At what point does it break? At what point is it deterministic, and at what point is it making stuff up? Does it always know when it’s messed up?

These LLM’s are black boxes. I don’t know what it’s doing to generate the modified code. And the warnings are clear and plentiful: This thing isn’t always right!

This unknown factor makes it untrustworthy for these kind of jobs beyond trivial scale or without manual review. And that makes it useless for the larger tasks when they would otherwise help the most.

Another way: Meta-programming!

Along the way in this journey I had a realisation. One of my options for doing this refactor was meta-programming. Writing some PHP that took the array and generated new PHP code as output that did what I wanted.

Insert exploding head emoji.

But then I realised… Copilot is actually good at writing simple code.
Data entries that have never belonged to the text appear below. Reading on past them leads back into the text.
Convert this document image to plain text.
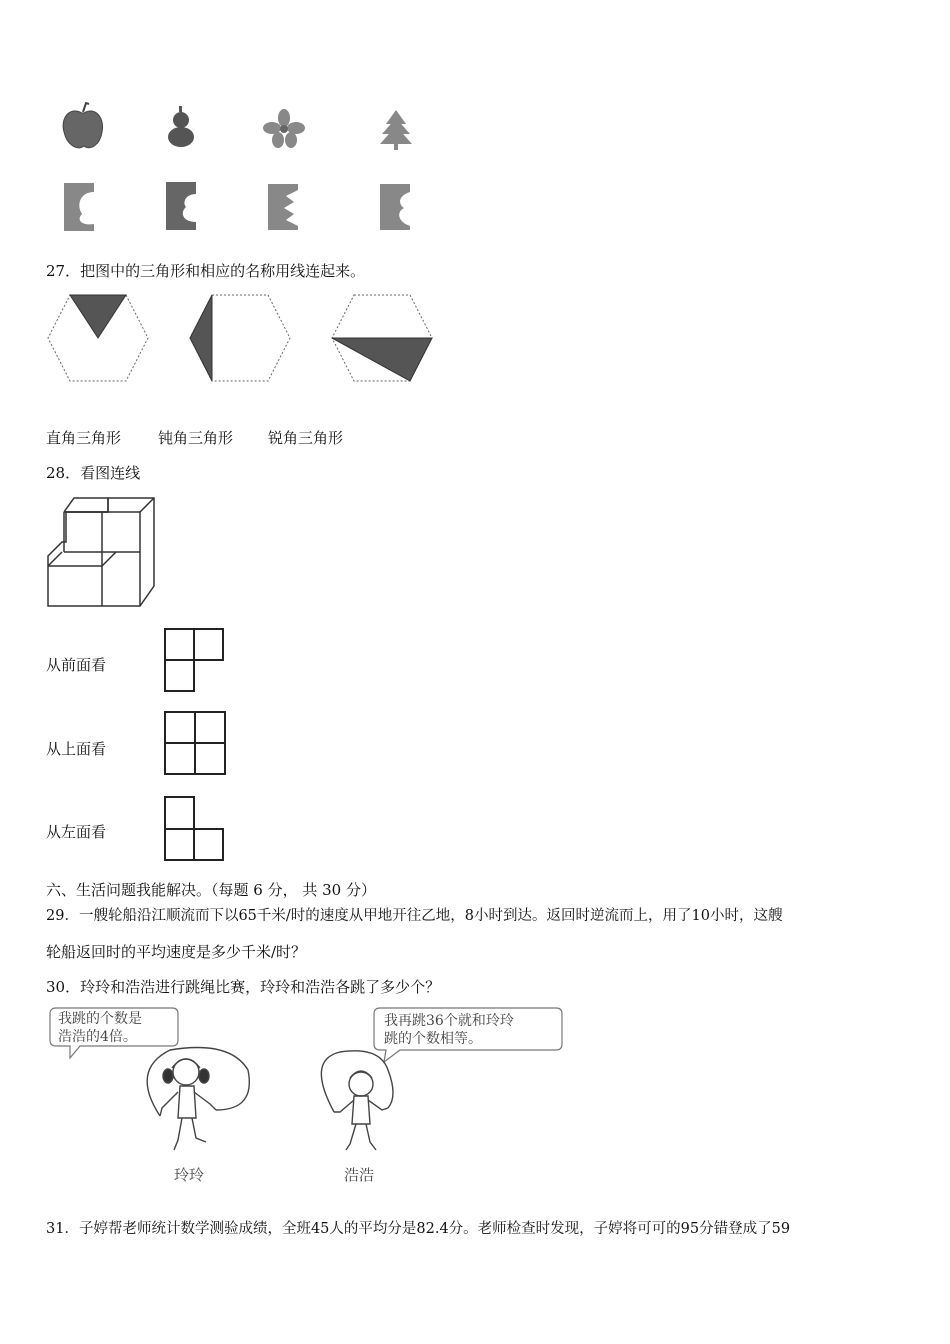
27．把图中的三角形和相应的名称用线连起来。
直角三角形 钝角三角形 锐角三角形
28．看图连线
从前面看
从上面看
从左面看
六、生活问题我能解决。（每题 6 分， 共 30 分）
29．一艘轮船沿江顺流而下以65千米/时的速度从甲地开往乙地，8小时到达。返回时逆流而上，用了10小时，这艘
轮船返回时的平均速度是多少千米/时？
30．玲玲和浩浩进行跳绳比赛，玲玲和浩浩各跳了多少个？
我跳的个数是
浩浩的4倍。
我再跳36个就和玲玲
跳的个数相等。
玲玲	浩浩
31．子婷帮老师统计数学测验成绩，全班45人的平均分是82.4分。老师检查时发现，子婷将可可的95分错登成了59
So can Copilot do the meta-programming?

For my example here, I prompted it with:

Write a PHP function that takes in this array as input and has as output new PHP code for each array entry that will construct a new Wizard object like:

$hermione = new Wizard(‘Hermione’, ‘Gryffindor’, 8, ‘Main’, ‘Crookshanks’, ‘Main Crookshanks’, 16);

Now, this also very nearly, teasingly worked. Here’s what it gave me:

<?php
function generateWizardConstructors($wizards) {
    $output = '';
    foreach ($wizards as $wizard) {
        $name = $wizard['name'];
        $house = $wizard['house'];
        $firstStreet = $wizard['firstStreet'];
        $firstPet = $wizard['firstPet'];
        $combined = $firstStreet . ' ' . $firstPet;
        $randomNumber1 = rand(1, 20); // Placeholder for the 3rd parameter
        $randomNumber2 = rand(1, 20); // Placeholder for the 7th parameter

        $variableName = strtolower($name);
        $output .= "\$$variableName = new Wizard('$name', '$house', $randomNumber1, '$firstStreet', '$firstPet', '$combined', $randomNumber2);\n";
    }
    return $output;
}

This random numbers stand out though, don’t they? Nothing here should be random.
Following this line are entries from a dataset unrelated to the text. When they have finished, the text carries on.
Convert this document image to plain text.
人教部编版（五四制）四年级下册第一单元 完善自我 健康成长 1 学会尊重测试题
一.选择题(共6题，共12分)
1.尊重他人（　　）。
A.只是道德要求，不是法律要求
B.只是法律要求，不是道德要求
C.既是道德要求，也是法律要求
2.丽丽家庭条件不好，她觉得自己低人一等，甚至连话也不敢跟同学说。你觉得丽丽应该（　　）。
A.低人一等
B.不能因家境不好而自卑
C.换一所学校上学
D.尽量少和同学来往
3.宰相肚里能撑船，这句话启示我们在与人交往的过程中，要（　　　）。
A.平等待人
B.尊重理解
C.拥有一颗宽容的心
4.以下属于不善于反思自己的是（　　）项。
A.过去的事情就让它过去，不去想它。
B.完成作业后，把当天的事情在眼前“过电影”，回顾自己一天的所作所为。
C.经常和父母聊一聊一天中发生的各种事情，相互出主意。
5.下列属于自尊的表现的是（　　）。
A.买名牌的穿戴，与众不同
THIS is deterministic code though. I can see what it is doing. And I can see that it is doing it wrong. I can take this and make it what I need easily. I can probably get Copilot to tweak it to be correct.

Here’s some final meta-programming code you can run and see the output of:

https://web.tinkerwell.app/#/snippets/df0aba23-e7b9-4e9e-abaf-95255c137a11

What we learned – cool stuff!!

This was fun and interesting.

Copilot looks like it can do deterministic (reliable, accurate) refactoring, but it can’t. It knows that it can’t. It repeatedly warns you that it can make mistakes. It does not understand your code! It just churns out more of what looks the same. This is actually really dangerous!

BUT… we can get Copilot to help us do some bulk, deterministic programming by asking it to help us write meta programs that modify code. Sometimes. In some cases.

This was full of contrived examples. Perhaps it’s not actually useful. But perhaps you also learned something.